What Applications Have Been Certified by the WEXAC Team for Checkpointing?
|Application/Checkpoint Method (all tested with LSF)||BLCR - Sequential||BLCR -
|MATLAB serial and parallel||Successful||Failed||N/A – requires MATLAB Parallel toolbox (which is not owned by the Weizmann Institute)|
|C serial and parallel1||Successful||Code-dependent||Code-dependent|
|Java serial3||Compliance development effort required||Compliance development effort required||Compliance development effort required|
1 For the BLCR parallel intra-node and inter-node checkpointing methods, code needs be BLCR-compliant, and developers are advised to avoid local disk usage
2 Bowtie applications are serial only
3 By default, data saved by Java is stored in /tmp on the local disk, and can therefore not be captured by a checkpoint. Developers are advised to modify application code so as to avoid local disk usage.
What About Other Applications That the WEXAC Team Hasn't Checked?
Should BLCR fail to checkpoint an application, its user will receive e-mail notification accordingly. When the owner of a machine runs a job, guest jobs are suspended and terminated, even if checkpointing has failed. We recommend that guest users rewrite or reconfigure their applications as reentrant (see below).
Instructions for Use
Great! How Can I Use It?
The public queue all.q has been configured for checkpointing.
Checkpointing is not optional. It is mandatory policy applied to all jobs submitted to public queues, such as all.q.
The checkpoint directory’s path is $HOME/.checkpoints. Checkpointing is invoked every 3 hours, and the default checkpointing method is BLCR.
cr_run must be executed, with your script or application provided as a parameter. See the following examples:
bsub –k “$HOME/.checkpoints 180 method=blcr” cr_run <Your application> <your parameters>
The -k parameter supports the three following options:
- Checkpoint directory (this is just a filler and can’t actually be changed)
- Checkpoint interval in minutes
- heckpointing method (blcr or reent); cr_run is used for BLCR checkpointing
bsub cr_run myscript.sh
LSF uses $HOME/.checkpoints for checkpoint file storage. The default checkpointing method is BLCR, and the default checkpoint interval is 3 hours. Your jobs will also migrate after 5 minutes, if suspended by LSF (SSUSP).
It is necessary to locate all BLCR libraries and applications. To do this, include module load blcr in your .bashrc script.
Can I Checkpoint Parallel Applications?
Only if you use Intel mpi libraries. See the earlier section What applications have been certified by the WEXAC team for checkpointing? for more information.
Reentrant checkpointing can be applied to applications designed to support multiple snapshots of their present position, with various parameters saved, then picked up where left off.

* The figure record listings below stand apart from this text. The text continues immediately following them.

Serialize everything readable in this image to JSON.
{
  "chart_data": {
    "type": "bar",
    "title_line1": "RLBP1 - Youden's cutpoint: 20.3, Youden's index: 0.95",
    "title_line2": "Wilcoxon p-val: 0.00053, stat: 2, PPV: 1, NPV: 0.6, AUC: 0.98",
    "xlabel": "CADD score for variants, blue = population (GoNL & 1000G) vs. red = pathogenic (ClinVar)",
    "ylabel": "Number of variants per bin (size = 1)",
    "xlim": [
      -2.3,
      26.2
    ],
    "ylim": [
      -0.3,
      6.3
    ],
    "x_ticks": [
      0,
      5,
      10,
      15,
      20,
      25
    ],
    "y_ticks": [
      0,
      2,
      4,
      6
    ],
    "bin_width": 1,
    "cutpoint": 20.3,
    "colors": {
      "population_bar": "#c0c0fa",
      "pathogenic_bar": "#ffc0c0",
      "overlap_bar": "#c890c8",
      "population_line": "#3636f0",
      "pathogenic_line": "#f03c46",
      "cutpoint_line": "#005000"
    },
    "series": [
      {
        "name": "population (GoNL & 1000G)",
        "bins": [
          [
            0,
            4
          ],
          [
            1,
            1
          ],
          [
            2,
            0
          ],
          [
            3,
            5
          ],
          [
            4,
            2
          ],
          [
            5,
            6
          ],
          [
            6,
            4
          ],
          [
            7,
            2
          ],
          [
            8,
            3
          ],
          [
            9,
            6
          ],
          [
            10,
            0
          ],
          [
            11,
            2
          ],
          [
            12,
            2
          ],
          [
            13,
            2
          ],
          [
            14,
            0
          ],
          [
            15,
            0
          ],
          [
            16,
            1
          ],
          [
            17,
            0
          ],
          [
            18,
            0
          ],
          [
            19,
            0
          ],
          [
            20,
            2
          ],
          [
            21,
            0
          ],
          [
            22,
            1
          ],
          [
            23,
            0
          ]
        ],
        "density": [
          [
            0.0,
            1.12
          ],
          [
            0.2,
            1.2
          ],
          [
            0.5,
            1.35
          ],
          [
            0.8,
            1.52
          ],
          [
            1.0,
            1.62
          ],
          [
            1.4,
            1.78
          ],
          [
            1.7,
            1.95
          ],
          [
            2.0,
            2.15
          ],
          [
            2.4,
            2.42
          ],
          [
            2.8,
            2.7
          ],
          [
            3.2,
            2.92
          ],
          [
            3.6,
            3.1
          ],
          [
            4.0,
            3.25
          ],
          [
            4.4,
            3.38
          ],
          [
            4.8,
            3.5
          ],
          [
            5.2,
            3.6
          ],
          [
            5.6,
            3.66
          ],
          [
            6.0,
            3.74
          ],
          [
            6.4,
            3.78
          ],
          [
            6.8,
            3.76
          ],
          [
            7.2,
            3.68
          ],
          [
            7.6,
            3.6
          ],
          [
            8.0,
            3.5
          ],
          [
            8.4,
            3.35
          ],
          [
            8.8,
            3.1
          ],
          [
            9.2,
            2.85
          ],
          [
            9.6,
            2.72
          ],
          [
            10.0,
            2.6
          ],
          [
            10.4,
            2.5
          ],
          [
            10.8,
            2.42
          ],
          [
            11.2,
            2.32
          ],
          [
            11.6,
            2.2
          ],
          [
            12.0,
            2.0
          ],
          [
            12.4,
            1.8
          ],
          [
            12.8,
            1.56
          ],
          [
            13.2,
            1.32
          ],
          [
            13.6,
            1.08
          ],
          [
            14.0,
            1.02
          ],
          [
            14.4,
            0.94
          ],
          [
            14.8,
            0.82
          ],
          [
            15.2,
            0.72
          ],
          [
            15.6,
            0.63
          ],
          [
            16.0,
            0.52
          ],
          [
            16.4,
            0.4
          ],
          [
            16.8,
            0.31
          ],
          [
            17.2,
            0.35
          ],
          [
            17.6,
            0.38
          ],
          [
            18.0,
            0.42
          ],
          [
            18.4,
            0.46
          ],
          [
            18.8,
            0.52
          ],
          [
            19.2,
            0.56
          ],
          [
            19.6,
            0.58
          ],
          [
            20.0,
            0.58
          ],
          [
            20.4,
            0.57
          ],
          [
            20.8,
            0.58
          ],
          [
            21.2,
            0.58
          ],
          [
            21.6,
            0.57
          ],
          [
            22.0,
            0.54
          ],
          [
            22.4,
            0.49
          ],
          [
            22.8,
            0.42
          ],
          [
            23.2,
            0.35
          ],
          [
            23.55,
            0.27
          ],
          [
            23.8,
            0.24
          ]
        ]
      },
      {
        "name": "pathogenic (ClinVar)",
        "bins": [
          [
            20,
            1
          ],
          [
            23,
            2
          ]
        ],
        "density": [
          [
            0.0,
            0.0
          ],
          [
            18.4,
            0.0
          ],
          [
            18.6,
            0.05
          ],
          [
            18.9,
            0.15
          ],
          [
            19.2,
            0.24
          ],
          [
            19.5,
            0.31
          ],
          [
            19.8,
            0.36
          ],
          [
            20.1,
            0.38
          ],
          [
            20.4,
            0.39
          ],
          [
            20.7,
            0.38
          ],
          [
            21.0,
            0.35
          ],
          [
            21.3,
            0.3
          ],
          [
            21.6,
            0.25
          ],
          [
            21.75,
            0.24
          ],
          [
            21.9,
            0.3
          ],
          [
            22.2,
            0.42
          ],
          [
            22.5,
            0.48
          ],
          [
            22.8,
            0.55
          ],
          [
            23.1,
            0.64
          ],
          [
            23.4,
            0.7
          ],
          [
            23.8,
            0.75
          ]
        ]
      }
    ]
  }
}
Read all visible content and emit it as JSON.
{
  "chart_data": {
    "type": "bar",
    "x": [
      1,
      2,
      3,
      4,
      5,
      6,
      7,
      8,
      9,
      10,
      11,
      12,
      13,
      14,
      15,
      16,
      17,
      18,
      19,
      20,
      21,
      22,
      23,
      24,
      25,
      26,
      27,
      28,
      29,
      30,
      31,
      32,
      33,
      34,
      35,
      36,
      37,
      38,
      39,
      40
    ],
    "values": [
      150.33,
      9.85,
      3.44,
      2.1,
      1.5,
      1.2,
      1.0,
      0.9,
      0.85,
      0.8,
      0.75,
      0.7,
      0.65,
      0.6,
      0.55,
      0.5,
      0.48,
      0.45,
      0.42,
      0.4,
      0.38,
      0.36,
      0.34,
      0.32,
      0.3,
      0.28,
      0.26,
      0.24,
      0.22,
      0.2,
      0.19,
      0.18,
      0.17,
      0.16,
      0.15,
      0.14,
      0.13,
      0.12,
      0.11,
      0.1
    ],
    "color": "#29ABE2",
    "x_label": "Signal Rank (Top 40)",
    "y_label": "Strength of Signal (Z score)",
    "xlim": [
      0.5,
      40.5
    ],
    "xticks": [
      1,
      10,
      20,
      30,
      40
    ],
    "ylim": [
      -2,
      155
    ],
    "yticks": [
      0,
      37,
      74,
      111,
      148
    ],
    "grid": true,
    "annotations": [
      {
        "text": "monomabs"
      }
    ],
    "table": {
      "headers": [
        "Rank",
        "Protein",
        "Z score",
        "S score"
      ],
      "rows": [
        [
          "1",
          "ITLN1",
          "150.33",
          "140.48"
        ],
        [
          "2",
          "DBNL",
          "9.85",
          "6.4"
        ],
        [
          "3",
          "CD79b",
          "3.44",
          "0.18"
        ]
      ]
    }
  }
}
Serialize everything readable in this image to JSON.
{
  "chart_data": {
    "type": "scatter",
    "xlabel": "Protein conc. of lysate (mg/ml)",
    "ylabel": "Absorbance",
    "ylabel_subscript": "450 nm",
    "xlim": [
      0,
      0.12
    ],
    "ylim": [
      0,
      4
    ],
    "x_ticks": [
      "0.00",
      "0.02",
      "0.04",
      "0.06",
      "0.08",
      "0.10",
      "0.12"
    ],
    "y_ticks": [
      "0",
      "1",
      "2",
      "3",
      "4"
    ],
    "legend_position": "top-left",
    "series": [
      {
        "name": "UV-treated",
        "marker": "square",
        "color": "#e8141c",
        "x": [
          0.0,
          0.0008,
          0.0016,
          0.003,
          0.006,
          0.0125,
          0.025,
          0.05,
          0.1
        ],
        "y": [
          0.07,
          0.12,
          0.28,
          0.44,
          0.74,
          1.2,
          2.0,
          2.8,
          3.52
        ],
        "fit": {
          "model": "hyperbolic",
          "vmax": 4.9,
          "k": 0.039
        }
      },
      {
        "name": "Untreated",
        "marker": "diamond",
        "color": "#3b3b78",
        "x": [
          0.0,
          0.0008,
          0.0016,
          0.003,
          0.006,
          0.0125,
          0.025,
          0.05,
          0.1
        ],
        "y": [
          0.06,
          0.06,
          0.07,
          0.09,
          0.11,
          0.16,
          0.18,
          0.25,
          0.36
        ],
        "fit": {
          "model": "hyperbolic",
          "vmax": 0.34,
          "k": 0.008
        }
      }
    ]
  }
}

Reentrant checkpointing is considered a best practice in the context of present day HPC workloads, and in HPC cloud service scenarios. This is due to the fact that, unlike BLCR, it is checkpointing method agnostic, and allows developers to freely checkpoint and resume at will. Users are naturally responsible for writing the code most appropriate for this checkpointing method.
Should your job already be reentrant (i.e. you developed the job with reentrant support), you must declare it to LSF as such, as follows:
bsub –k “/some/directory 180 method=reent” myscript.sh
The myscript.sh may appear as follows:
LSB_RESTART=`bpeek $LSB_JOBID | /bin/grep "Y"`
if [ -z "$LSB_RESTART" ]; then
#do stuff in the beginning
elif [ "$LSB_RESTART" == "Y" ]; then
echo "RESTARTED the script"
# continue from last kill command
LSB_RESTART must be used in an if statement to check whether or not the job has been restarted.